47 Tucanae contains at least two stellar populations of stars, of different ages or metallicities. The dense core contains a number of exotic stars of scientific interest, including at least 21 blue stragglers. Globular clusters efficiently sort stars by mass, with the most massive stars falling to the center.

47 Tucanae contains hundreds of X-ray sources, including stars with enhanced chromospheric activity due to their presence in binary star systems, cataclysmic variable stars containing white dwarfs accreting from companion stars and low-mass X-ray binaries containing neutron stars that are not currently accreting, but can be observed by the X-rays emitted from the hot surface of the neutron star.
47 Tucanae has 35 known millisecond pulsars, the second largest population of pulsars in any globular cluster, after Terzan 5.
These pulsars are thought to be spun up by the accretion of material from binary companion stars, in a previous X-ray binary phase. The companion of one pulsar in 47 Tucanae, 47 Tuc W, seems to still be transferring mass towards its companion, indicating that this system is completing a transition from being an accreting low-mass X-ray binary to a millisecond pulsar. X-ray emission has been individually detected from most millisecond pulsars in 47 Tucanae with the Chandra X-ray Observatory, likely emission from the neutron star surface, and gamma-ray emission has been detected with the Fermi Gamma-ray Space Telescope from its millisecond pulsar population (making 47 Tucanae the first globular cluster to be detected in gamma-rays).

The cluster's brightest star in visible and ultraviolet light is a blue giant star with a spectral class of B8III and with a luminosity of about 1,100 times that of the Sun. Aptly known as the "Bright Star", it is a post-AGB star, having passed the asymptotic giant branch phase of its life, and is currently fusing helium. It has an effective temperature of about 10,850 K, and is about 54% the mass of the Sun.
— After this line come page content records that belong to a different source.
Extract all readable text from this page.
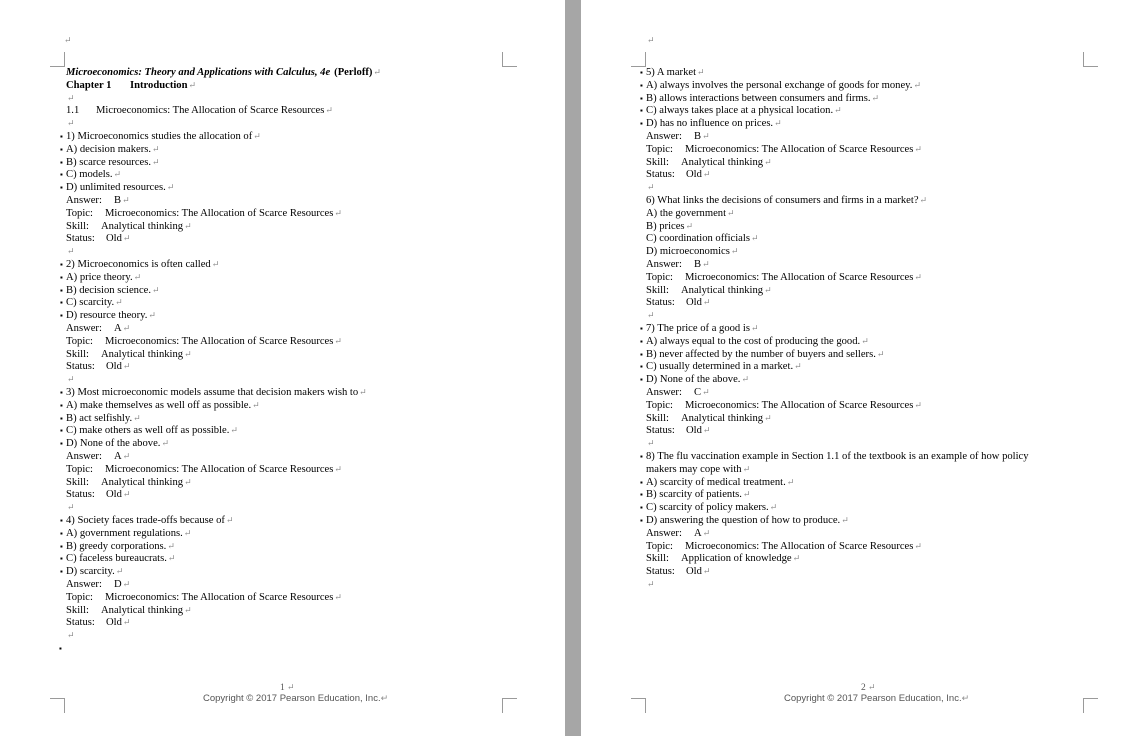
↵
Microeconomics: Theory and Applications with Calculus, 4e (Perloff)↵
Chapter 1 Introduction↵
↵
1.1 Microeconomics: The Allocation of Scarce Resources↵
↵
▪ 1) Microeconomics studies the allocation of↵
▪ A) decision makers.↵
▪ B) scarce resources.↵
▪ C) models.↵
▪ D) unlimited resources.↵
Answer: B↵
Topic: Microeconomics: The Allocation of Scarce Resources↵
Skill: Analytical thinking↵
Status: Old↵
↵
▪ 2) Microeconomics is often called↵
▪ A) price theory.↵
▪ B) decision science.↵
▪ C) scarcity.↵
▪ D) resource theory.↵
Answer: A↵
Topic: Microeconomics: The Allocation of Scarce Resources↵
Skill: Analytical thinking↵
Status: Old↵
↵
▪ 3) Most microeconomic models assume that decision makers wish to↵
▪ A) make themselves as well off as possible.↵
▪ B) act selfishly.↵
▪ C) make others as well off as possible.↵
▪ D) None of the above.↵
Answer: A↵
Topic: Microeconomics: The Allocation of Scarce Resources↵
Skill: Analytical thinking↵
Status: Old↵
↵
▪ 4) Society faces trade-offs because of↵
▪ A) government regulations.↵
▪ B) greedy corporations.↵
▪ C) faceless bureaucrats.↵
▪ D) scarcity.↵
Answer: D↵
Topic: Microeconomics: The Allocation of Scarce Resources↵
Skill: Analytical thinking↵
Status: Old↵
↵
▪
1 ↵
Copyright © 2017 Pearson Education, Inc.↵
↵
▪ 5) A market↵
▪ A) always involves the personal exchange of goods for money.↵
▪ B) allows interactions between consumers and firms.↵
▪ C) always takes place at a physical location.↵
▪ D) has no influence on prices.↵
Answer: B↵
Topic: Microeconomics: The Allocation of Scarce Resources↵
Skill: Analytical thinking↵
Status: Old↵
↵
6) What links the decisions of consumers and firms in a market?↵
A) the government↵
B) prices↵
C) coordination officials↵
D) microeconomics↵
Answer: B↵
Topic: Microeconomics: The Allocation of Scarce Resources↵
Skill: Analytical thinking↵
Status: Old↵
↵
▪ 7) The price of a good is↵
▪ A) always equal to the cost of producing the good.↵
▪ B) never affected by the number of buyers and sellers.↵
▪ C) usually determined in a market.↵
▪ D) None of the above.↵
Answer: C↵
Topic: Microeconomics: The Allocation of Scarce Resources↵
Skill: Analytical thinking↵
Status: Old↵
↵
▪ 8) The flu vaccination example in Section 1.1 of the textbook is an example of how policy
makers may cope with↵
▪ A) scarcity of medical treatment.↵
▪ B) scarcity of patients.↵
▪ C) scarcity of policy makers.↵
▪ D) answering the question of how to produce.↵
Answer: A↵
Topic: Microeconomics: The Allocation of Scarce Resources↵
Skill: Application of knowledge↵
Status: Old↵
↵
2 ↵
Copyright © 2017 Pearson Education, Inc.↵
=== Possible central black hole ===
It is not yet clear whether 47 Tucanae hosts a central black hole. Hubble Space Telescope data constrain the mass of any possible black hole at the cluster's center to be less than approximately 1,500 solar masses. However, in February, 2017, astronomers announced that a black hole of some 2,200 solar masses may be located in the cluster; the researchers detected the black hole's signature from the motions and distributions of pulsars in the cluster. Despite this, a recent analysis of an updated and more extensive timing data set on these pulsars provides no solid evidence in favor of the existence of a black hole.

==Modern discoveries==
In December 2008, Ragbir Bhathal of the University of Western Sydney claimed the detection of a strong laser-like signal from the direction of 47 Tucanae.

In May 2015, the first evidence of the process of mass segregation in this globular cluster was announced. The cluster's Hertzsprung–Russell diagram suggests stars approximately 13 billion years old, which is unusually old.

In January 2024, a team of astronomers led by Western Australia's International Centre for Radio Astronomy Research (ICRAR) detected a previously undetected radio source at the heart of 47 Tucanae, which could be a supermassive black hole.